Bondi Files Emergency Order Banning 22 Synthetic Drugs
December 12, 2012 | WMFE - Florida Attorney General Pam Bondi filed an emergency rule Tuesday outlawing twenty-two new synthetic drugs, those that mimic the effects of cocaine, marketed as "bath salts," as well as others that users know as synthetic pot but sold in smoke shops and convenience stores as herbal incense commonly called "K-2" or "Spice."
Synthetic drugs can cause psychotic episodes, seizures, and paranoia and, Attorney General Pam Bondi says, the substances have been linked to thousands of emergency room visits nationwide.
“If you look at this, it says ‘not for human consumption.’ and, I’ve seen many of the products we’ve seized that we know are illegal and you look at the back of them.” Bondi said. “They know to place a rubber stamp on them that says this is not illegal and the sad thing is our children are buying it.”

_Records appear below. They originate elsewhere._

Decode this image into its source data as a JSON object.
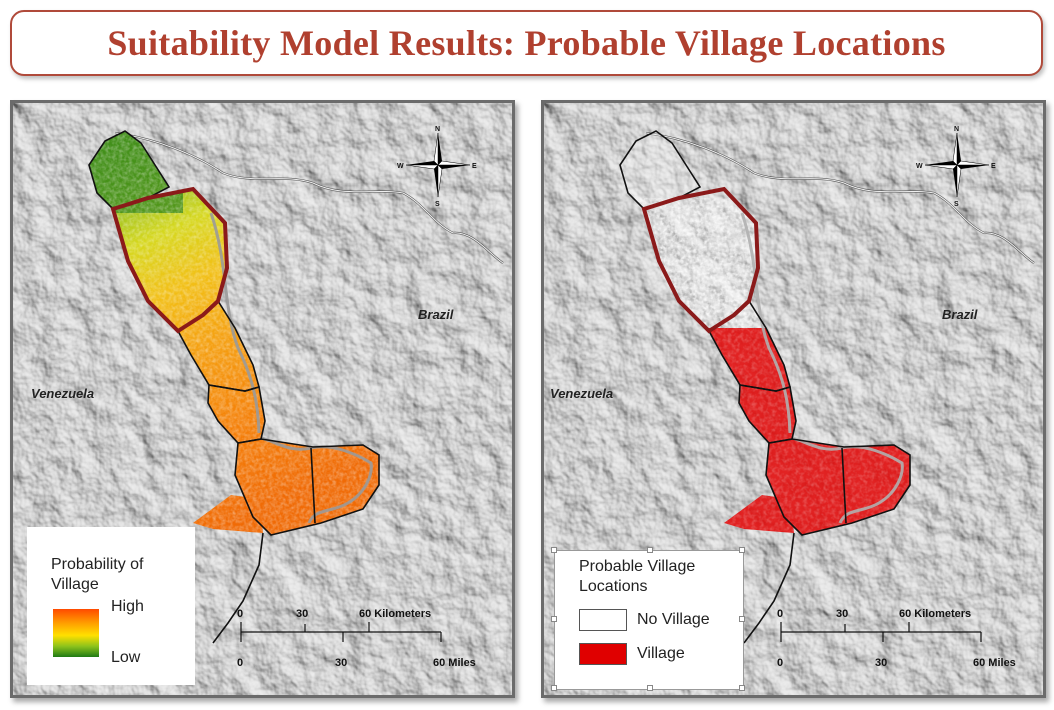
{
  "title": "Suitability Model Results: Probable Village Locations",
  "colors": {
    "title": "#b0402f",
    "boundary_highlight": "#8b1a1a",
    "village": "#e00000",
    "probability_high": "#ff4a00",
    "probability_low": "#1f7a14"
  },
  "maps": {
    "left": {
      "labels": {
        "country_west": "Venezuela",
        "country_east": "Brazil"
      },
      "legend": {
        "title": "Probability of Village",
        "title_line1": "Probability of",
        "title_line2": "Village",
        "high": "High",
        "low": "Low"
      },
      "scale": {
        "km_ticks": [
          "0",
          "30",
          "60 Kilometers"
        ],
        "mi_ticks": [
          "0",
          "30",
          "60 Miles"
        ]
      },
      "north_arrow": {
        "n": "N",
        "s": "S",
        "e": "E",
        "w": "W"
      }
    },
    "right": {
      "labels": {
        "country_west": "Venezuela",
        "country_east": "Brazil"
      },
      "legend": {
        "title": "Probable Village Locations",
        "title_line1": "Probable Village",
        "title_line2": "Locations",
        "items": [
          {
            "label": "No Village",
            "color": "#ffffff"
          },
          {
            "label": "Village",
            "color": "#e00000"
          }
        ]
      },
      "scale": {
        "km_ticks": [
          "0",
          "30",
          "60 Kilometers"
        ],
        "mi_ticks": [
          "0",
          "30",
          "60 Miles"
        ]
      },
      "north_arrow": {
        "n": "N",
        "s": "S",
        "e": "E",
        "w": "W"
      }
    }
  }
}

Bondi says the substances are usually marketed as an alternative to drugs, like ecstasy, marijuana, and cocaine and, she says, she’s continually disgusted by how they market the products toward children.
“These are Scooby Snacks.” Bondi said. “You think this is directed at an adult? This is directed at a young child! Look at this one. It’s cotton candy, and if you touch and feel it, it feels like cotton candy. These are marketed to children,…Batman, the Joker. These are disgusting.”
Bondi’s office has been working with the Florida Department of Law Enforcement as well as the Florida Department of Health across the state to crack down on synthetic drug use.
FDLE Commissioner Gerald Bailey says law enforcement is making headway on the effort, but at times, it can be hard.
“The main difference between these drugs and illegal drugs we regularly deal with are these are readily available on the open market, like truck stops, smoke shops, convenient stories, and now over the internet.” Bailey says.
He says since Bondi’s announcement Tuesday morning, law enforcement officers across the state have been visiting the retailers and asking them to willingly surrender their product.
The emergency order makes it a third-degree felony to sell or manufacture such drug and Bondi made it clear the authorities will be watching shopkeepers who ignore the order.
“If you're selling this stuff and you know it's illegal, you take it off your shelves when you see police officers and you put it back on, we're coming after you.” Bondi said. “We will do everything in our power to put you out of business because you're no better than a common, street-level drug dealer."
Bondi has worked with the Florida Legislature to outlaw similar substances before but manufacturers keep producing the drugs with new chemicals.
She says she plans to continue working with the 2013 state Legislature to ban the 22 drugs permanently.